Les marchés actions attendent d’en savoir plus

Les résultats publiés éloignent le spectre d’une récession déjà en cours. Mais les plans de rigueur font douter de la résistance des entreprises à moyen terme
J.-L. BUCHALET ET P. SABATIER, PRIMEVIEW

A l’image de l’épisode de 1937-1938 aux Etats-Unis, les marchés actions ont connu un rebond substantiel des deux côtés de l’Atlantique: +24% pour l’EuroStoxx 50 et +17% pour le S&P 500, après le grand stress de cet été ayant entraîné les bourses mondiales vers le bas (respectivement -33% et -19,5%).
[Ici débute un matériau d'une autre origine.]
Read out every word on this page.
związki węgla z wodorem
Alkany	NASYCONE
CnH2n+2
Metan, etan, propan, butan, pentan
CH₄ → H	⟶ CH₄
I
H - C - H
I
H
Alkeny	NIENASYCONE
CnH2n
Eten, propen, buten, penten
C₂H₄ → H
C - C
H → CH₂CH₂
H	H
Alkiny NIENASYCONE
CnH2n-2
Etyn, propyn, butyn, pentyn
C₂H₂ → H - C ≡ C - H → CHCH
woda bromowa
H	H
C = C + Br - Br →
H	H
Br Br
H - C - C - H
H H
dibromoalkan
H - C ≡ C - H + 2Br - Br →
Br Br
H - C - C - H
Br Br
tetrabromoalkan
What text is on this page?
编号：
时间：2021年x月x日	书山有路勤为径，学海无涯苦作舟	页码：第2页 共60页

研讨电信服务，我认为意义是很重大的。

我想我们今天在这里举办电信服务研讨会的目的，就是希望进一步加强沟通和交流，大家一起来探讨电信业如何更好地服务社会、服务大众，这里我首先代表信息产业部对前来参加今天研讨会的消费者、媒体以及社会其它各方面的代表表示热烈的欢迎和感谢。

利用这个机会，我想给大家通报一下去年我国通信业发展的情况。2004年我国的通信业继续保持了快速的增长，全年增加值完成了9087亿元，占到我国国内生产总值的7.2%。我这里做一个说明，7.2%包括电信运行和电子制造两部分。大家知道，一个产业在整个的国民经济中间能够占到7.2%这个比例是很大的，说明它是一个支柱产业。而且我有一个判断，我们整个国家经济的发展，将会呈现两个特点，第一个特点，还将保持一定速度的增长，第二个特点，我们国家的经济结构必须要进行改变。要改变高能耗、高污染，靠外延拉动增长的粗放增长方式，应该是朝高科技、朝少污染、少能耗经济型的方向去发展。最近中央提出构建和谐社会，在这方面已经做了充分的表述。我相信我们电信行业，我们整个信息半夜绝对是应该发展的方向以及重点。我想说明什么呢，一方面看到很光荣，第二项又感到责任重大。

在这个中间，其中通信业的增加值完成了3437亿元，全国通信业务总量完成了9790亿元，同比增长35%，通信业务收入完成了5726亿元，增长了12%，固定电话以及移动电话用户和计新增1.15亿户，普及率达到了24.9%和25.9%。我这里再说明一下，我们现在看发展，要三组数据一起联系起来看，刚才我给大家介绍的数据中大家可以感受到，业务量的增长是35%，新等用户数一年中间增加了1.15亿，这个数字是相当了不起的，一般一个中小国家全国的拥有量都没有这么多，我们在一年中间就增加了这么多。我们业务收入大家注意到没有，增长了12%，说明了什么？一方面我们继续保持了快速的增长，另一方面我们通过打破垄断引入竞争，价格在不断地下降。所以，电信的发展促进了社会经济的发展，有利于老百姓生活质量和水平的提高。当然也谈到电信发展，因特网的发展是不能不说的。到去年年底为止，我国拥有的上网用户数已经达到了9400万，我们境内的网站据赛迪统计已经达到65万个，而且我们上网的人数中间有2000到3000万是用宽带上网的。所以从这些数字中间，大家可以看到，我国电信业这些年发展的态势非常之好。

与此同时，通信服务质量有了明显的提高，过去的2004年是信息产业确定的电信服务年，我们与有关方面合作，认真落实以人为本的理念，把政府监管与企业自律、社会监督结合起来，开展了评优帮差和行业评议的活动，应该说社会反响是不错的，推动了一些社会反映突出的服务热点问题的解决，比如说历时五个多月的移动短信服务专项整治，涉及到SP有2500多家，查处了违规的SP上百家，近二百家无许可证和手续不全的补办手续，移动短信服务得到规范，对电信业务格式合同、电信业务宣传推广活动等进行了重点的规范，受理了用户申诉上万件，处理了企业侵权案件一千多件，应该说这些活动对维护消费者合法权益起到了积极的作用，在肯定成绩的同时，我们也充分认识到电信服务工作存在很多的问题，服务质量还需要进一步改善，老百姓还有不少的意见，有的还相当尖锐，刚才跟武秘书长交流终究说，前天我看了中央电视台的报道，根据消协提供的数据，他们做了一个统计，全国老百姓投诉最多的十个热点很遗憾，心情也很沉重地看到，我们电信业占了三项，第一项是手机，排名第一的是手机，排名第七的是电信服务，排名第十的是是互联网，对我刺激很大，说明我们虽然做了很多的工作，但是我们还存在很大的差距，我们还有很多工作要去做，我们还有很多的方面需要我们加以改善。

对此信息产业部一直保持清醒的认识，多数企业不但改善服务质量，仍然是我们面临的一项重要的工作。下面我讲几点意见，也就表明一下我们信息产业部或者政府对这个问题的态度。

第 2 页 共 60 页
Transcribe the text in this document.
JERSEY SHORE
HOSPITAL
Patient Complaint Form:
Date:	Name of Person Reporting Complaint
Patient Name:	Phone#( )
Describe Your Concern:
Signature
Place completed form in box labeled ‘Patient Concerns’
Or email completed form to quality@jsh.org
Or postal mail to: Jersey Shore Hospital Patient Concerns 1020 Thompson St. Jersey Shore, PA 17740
Les marchés actions européens et américains vont-ils continuer à suivre la trajectoire que le S&P 500 avait alors empruntée à l’époque, à savoir une chute de -37,7% en seulement deux mois, engendrée par la confirmation de l’entrée en récession des Etats-Unis? Cela dépendra de la capacité des pays industrialisés à résister à la vague de rigueur qui se généralise, notamment sur le Vieux Continent.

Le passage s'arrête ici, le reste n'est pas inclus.